Gun Owners of the World – Unite!

(This commentary has also been published at

By Gerard Valentino

The flap over Jim Zumbo’s comments about so-called assault weapons brought the rift among gun owners into the public spotlight. Although Zumbo apologized, his comments show that some gun owners, and advocacy groups, are content to fight their own battle against gun confiscation unaware of the danger that poses for the movement as a whole.

Instead of only being concerned with protecting shotguns, pistols or target rifles from future legislative bans all gun owners should work for everyone’s individual right to bear arms. While specific advocacy groups have their place under the pro-gun umbrella each should fight, at all costs, legislation that bans any gun regardless of is use. Despite claims to the contrary, it is accepted that anti-gunners want to confiscate all guns, not just evil so-called assault weapons or Saturday night specials.

That means when a specific type of gun is banned it makes such a law seem reasonable, especially if every gun group doesn’t speak out against the ban.

Groups like the National Rifle Association do a great job of fighting federal bans and do wade into state gun battles; however, they often lack the specific knowledge of the inner workings of state government. There also isn’t time for their advocates to create the type of binding relationships that state level activists can forge through volunteering for campaigns and being in contact with their state representatives.

Due to the lack of a unifying force at the state level we’re left with a gaggle of competing gun groups each pursuing their own interest without an attempt to work together. Even more of a problem is when one pro-gun group openly attacks another to their membership or to the media.

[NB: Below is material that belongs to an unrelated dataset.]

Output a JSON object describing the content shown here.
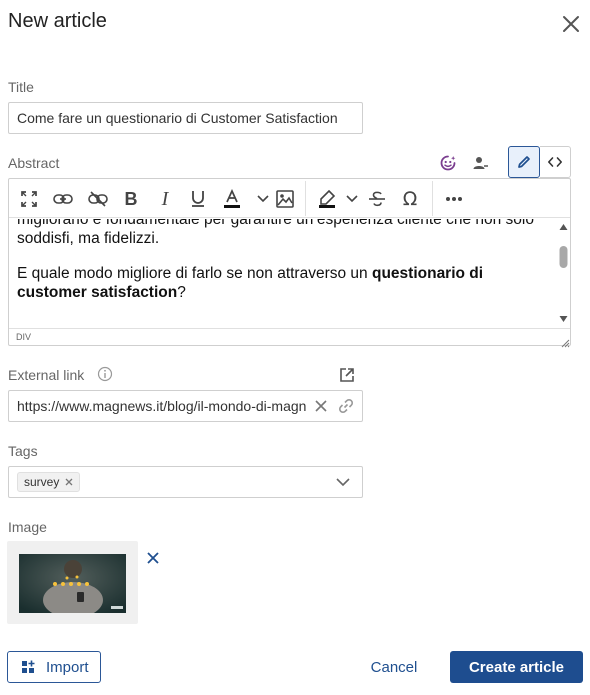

There is also a distinction made between pro-hunting groups and pro-gun groups among the membership of both and the media. That often leads to disagreements when it comes time to make compromises on gun bills with one or the other willing to trade away the rights of the other to keep their pet issues from being trampled.

It’s easy to say that pro-hunting, pro-gun and pro-concealed carry groups should simply bury the hatchet and work as one to protect everyone’s rights. But, people inside each movement know that isn’t as easy as it might seem to the uninformed non-activist gun owner. All they see is bickering among groups that claim to support the same issue and are left confused. Many then never take the initiative to wade into the fight themselves.

Gun owners and the pro-gun movement’s problems are based in the success they’ve seen since the 1994 Republican revolution. Since that time legal concealed carry laws have swept the nation, the ill-conceived Clinton assault weapons ban expired and many attributed Al Gore’s loss in the 2000 presidential election to his anti-gun stance. That success, however, created many of the rifts currently plaguing the movement since many hunters now feel their guns are safe.

In contrast self-defense shooters have seen many of their guns banned by state level assault weapons laws or even by municipal decree. Many self-defense advocates feel betrayed by pro-hunting organizations that didn’t way into the fray over the state level gun bans leading to bad blood and a weakening of lobbying power. The average legislator doesn’t see the difference between guns for hunting or guns for self-defense, and when they receive mixed messages it often makes them unsure how to vote.

Even pro-gun legislators are unnerved by dissention among gun advocates, especially when one group is saying a piece of legislation is acceptable and another is saying it isn’t. When that happens, a shrewd elected official sides with the group opposing the bill since it is easier to explain that decision and less likely someone can hang the anti-gun tag on them.

Now, as HR1022, a far reaching assault weapons ban continues to gain sponsors in Congress; it just might be the unifying factor desperately needed by the pro-gun movement. Even though many in the hunting and shooting sports don’t believe the ban is directed at their guns, the bill’s wording puts the ownership of pump shotguns, semi-automatic shotguns and even basic target pistols at risk.

That means all factions of the pro-gun movement are likely to unite against the bill, leading to a desperately needed mending of the fences. The bill will also reenergize activists that believed the gun debate was over and the anti-gun side was incapable of mounting a legitimate challenge, either in the legislature or at the ballot box.

Now, gun owners know the battle is on. Let’s hope for the sake of our Second Amendment rights they put the bickering behind them and fight to protect our most valued and sacred right to bear arms. To do otherwise would be a sad chapter in the never ending crusade to protect individual rights.

Gerard Valentino the Central Ohio Chair for Buckeye Firearms Association,, is a professional freelance writer in Columbus, Ohio.